The contrast is stark. A psychiatrist converting his own panel with ninety days of notice, seeing patients once or twice during the window and pitching the new practice in person, retained roughly 40 to 50 percent. A clinician leaving an agency job, where the patients were never really "his" and there was no chance to solicit them, brought about 20 of 513 patients with him, in the low single digits. Same field, same demand, wildly different conversion, entirely because of access and rapport. If you are leaving employment, check your contract for non-solicitation language, though these clauses are often unenforceable and patients are free to find you on their own, which is one more reason to make sure your name is searchable online before you go.
Whatever your number, bridge the gap between losing patients and filling cash slots with a hard end date attached. Do not de-panel your highest-paying insurance until your cash revenue plus any bridge income covers your living expenses. And remember the shape of the trade: one psychiatrist who moved fully to cash went from 20 patients a week to 13 with no drop in revenue and roughly half the administrative time. Fewer patients, same income, far less paperwork. The patients you lose in the conversion were rarely the ones who made the practice work.
The transition checklist
- Confirm whether your individual NPI is credentialed; if so, incorporate, get an EIN, and pull an uncredentialed Type 2 NPI to bill cash under.
- Pick one hard cutoff date: three to six months out for your own panel, immediate when leaving a job.
- Send carriers written notice with the effective date and save their acknowledgment; do not wait for formal uncredentialing.
- Audit the panel: insurance, reimbursement, and revenue per patient and per payer.
- Write the value-first announcement letter; fee change near the end, out-of-network softener, transfer offer, unprinted sliding scale.
- Drop the lowest-total-value payer first; keep your highest-revenue panel until last.
- Model conversion at the low end of a third to a half; keep your best panel until cash covers your bills.
Once your cash side is carrying you, the work shifts from leaving insurance to filling the panel you actually want. That is a better problem, and the one the whole transition was for.
Frequently asked questions
- Do I have to wait to be uncredentialed before I can bill cash?
- No.

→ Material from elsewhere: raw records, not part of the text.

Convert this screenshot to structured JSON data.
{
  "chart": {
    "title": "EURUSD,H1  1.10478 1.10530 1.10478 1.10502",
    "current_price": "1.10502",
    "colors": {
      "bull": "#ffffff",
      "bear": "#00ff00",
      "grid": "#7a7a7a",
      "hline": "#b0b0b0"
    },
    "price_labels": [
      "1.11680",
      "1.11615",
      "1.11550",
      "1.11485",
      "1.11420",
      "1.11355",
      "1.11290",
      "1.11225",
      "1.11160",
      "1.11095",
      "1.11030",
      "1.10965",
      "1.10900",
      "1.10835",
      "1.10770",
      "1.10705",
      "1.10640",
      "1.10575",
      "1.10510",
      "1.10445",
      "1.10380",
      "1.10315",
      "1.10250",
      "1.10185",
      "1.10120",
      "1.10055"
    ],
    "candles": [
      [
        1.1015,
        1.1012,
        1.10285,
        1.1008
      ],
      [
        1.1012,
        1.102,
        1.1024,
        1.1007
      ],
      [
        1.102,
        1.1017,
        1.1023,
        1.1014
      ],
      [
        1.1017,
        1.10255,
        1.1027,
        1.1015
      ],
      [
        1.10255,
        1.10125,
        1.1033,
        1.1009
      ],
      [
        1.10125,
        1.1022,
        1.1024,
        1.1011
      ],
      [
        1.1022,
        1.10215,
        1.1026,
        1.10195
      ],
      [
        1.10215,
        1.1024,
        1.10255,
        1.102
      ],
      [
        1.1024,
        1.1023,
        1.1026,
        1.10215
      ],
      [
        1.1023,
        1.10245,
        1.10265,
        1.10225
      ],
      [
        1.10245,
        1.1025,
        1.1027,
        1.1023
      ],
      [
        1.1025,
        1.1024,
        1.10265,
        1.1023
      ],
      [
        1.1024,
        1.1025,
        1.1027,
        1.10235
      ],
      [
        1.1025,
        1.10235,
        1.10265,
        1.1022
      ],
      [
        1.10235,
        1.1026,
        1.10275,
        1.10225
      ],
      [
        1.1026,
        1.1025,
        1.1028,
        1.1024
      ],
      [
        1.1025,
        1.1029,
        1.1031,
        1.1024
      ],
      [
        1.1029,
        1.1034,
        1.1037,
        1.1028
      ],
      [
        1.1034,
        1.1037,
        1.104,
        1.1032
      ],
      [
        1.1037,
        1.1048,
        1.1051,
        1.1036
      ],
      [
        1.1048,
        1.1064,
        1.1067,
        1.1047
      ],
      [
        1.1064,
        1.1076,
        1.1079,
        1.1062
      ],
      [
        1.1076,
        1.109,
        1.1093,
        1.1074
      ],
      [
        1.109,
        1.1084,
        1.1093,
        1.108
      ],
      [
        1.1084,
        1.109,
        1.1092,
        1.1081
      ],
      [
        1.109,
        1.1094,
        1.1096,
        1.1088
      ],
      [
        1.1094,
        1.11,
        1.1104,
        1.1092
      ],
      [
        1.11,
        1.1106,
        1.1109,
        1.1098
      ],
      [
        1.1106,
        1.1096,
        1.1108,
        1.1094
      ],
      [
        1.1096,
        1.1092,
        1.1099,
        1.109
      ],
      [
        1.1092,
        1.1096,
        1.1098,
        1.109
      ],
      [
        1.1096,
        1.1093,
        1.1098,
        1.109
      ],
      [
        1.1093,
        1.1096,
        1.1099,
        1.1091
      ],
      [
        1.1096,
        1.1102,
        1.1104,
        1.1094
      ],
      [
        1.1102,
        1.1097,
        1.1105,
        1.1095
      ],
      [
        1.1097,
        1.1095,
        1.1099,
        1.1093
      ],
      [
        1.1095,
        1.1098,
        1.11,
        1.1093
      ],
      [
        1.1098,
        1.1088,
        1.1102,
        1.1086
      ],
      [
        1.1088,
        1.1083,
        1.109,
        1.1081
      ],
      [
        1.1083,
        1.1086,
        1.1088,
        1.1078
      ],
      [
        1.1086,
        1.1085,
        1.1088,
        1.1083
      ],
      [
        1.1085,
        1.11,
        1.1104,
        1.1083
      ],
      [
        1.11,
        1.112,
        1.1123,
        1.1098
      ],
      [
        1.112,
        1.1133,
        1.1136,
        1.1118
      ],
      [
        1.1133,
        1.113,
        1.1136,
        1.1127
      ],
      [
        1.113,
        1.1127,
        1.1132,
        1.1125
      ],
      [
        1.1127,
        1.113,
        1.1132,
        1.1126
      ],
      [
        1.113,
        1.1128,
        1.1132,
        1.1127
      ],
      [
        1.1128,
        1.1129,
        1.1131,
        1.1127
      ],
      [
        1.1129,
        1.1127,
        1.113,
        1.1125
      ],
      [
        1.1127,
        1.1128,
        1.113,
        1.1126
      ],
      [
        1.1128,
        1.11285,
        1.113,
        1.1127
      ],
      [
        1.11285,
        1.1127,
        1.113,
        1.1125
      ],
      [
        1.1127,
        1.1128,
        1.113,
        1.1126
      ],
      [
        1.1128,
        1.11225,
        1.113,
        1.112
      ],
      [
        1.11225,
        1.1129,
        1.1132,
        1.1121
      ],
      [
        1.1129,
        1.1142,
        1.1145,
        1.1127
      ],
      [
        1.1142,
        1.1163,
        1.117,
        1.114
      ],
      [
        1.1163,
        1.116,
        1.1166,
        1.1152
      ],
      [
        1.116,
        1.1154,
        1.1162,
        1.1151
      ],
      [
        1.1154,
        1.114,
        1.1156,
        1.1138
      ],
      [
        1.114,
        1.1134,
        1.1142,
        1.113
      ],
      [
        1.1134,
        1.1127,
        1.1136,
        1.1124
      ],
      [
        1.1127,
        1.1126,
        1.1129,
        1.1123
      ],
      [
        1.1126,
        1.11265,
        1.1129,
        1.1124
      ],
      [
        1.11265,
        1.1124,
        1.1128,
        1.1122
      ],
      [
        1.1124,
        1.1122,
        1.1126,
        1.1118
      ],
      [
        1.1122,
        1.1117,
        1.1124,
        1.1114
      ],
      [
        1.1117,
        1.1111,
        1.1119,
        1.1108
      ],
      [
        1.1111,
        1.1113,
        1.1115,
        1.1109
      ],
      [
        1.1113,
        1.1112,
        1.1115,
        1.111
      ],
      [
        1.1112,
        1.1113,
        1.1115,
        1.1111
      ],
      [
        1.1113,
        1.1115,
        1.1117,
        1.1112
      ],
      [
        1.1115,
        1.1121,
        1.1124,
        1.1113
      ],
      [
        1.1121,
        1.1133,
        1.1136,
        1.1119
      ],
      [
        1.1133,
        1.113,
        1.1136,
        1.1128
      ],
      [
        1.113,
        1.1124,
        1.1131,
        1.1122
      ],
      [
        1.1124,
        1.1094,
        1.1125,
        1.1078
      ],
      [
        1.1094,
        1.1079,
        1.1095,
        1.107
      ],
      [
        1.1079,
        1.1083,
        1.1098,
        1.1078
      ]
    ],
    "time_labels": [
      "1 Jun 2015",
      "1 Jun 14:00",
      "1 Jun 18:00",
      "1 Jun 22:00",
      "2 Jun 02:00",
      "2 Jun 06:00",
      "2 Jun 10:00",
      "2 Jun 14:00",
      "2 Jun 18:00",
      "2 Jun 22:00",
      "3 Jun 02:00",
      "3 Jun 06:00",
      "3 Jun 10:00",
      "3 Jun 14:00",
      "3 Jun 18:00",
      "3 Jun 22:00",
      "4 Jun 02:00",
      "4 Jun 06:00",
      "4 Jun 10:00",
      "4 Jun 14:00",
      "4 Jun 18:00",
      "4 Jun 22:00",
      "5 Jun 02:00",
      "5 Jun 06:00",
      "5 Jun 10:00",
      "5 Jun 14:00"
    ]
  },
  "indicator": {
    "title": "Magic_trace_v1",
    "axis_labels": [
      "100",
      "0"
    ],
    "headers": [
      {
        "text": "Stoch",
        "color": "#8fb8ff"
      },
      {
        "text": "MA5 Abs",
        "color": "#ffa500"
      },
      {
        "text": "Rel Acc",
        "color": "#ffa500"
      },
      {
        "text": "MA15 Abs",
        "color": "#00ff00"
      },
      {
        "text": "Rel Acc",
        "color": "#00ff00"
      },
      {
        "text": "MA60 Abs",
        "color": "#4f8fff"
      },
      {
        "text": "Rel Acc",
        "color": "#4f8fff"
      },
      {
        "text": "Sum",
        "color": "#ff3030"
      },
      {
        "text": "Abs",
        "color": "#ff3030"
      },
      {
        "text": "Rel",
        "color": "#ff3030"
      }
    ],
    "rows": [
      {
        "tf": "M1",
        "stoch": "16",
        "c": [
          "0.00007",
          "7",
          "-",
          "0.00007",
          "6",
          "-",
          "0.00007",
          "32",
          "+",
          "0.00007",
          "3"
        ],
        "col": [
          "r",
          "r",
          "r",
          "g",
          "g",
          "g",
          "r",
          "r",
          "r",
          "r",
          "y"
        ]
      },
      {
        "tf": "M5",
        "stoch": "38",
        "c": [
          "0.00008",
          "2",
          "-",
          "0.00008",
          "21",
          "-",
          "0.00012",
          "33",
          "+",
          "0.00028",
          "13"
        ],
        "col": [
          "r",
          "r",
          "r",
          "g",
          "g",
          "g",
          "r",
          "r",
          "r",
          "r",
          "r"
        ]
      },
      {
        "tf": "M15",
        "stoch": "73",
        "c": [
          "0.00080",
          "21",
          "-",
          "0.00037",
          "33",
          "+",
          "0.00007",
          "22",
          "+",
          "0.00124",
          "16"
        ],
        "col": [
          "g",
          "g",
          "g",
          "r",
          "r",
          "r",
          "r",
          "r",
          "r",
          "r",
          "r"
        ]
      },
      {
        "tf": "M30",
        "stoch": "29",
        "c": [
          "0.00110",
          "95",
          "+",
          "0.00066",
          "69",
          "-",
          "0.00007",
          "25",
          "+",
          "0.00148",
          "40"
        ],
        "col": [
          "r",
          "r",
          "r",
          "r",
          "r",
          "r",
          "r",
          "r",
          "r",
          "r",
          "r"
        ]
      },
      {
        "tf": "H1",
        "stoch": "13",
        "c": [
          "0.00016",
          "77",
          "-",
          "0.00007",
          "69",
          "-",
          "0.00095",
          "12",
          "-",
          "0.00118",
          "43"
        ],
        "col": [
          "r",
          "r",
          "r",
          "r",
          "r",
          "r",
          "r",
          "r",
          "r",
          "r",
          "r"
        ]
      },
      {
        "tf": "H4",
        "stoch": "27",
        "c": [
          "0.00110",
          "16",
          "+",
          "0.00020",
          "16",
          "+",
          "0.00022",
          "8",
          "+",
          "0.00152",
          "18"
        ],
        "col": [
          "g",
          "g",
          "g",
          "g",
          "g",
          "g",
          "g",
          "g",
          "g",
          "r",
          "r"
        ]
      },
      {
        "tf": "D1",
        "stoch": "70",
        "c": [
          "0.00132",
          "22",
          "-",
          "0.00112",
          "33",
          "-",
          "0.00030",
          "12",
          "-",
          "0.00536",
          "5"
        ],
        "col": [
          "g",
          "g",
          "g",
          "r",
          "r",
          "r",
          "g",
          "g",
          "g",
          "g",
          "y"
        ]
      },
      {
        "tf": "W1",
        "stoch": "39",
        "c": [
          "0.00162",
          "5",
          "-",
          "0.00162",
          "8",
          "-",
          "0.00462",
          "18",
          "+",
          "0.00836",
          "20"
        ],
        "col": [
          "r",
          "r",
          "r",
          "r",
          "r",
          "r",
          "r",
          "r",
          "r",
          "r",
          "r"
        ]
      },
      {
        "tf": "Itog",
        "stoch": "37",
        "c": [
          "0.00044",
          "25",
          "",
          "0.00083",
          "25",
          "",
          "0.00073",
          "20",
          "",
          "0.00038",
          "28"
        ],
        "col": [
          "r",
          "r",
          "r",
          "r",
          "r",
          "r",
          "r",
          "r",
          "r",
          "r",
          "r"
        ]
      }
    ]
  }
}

Send each carrier written notice with a future effective date and get their acknowledgment on record. From that date you can bill cash, even if the carrier still lists you in its directory for months. Formal removal is slow, but it does not gate your transition.
- Will my patients still get their medications and labs covered after I leave insurance?
- For commercial plans, yes. Insurers generally cover medications and labs you order even when you are out-of-network. Medicare is the exception, so if you have opted out, route lab orders through the patient's primary care physician to keep them covered.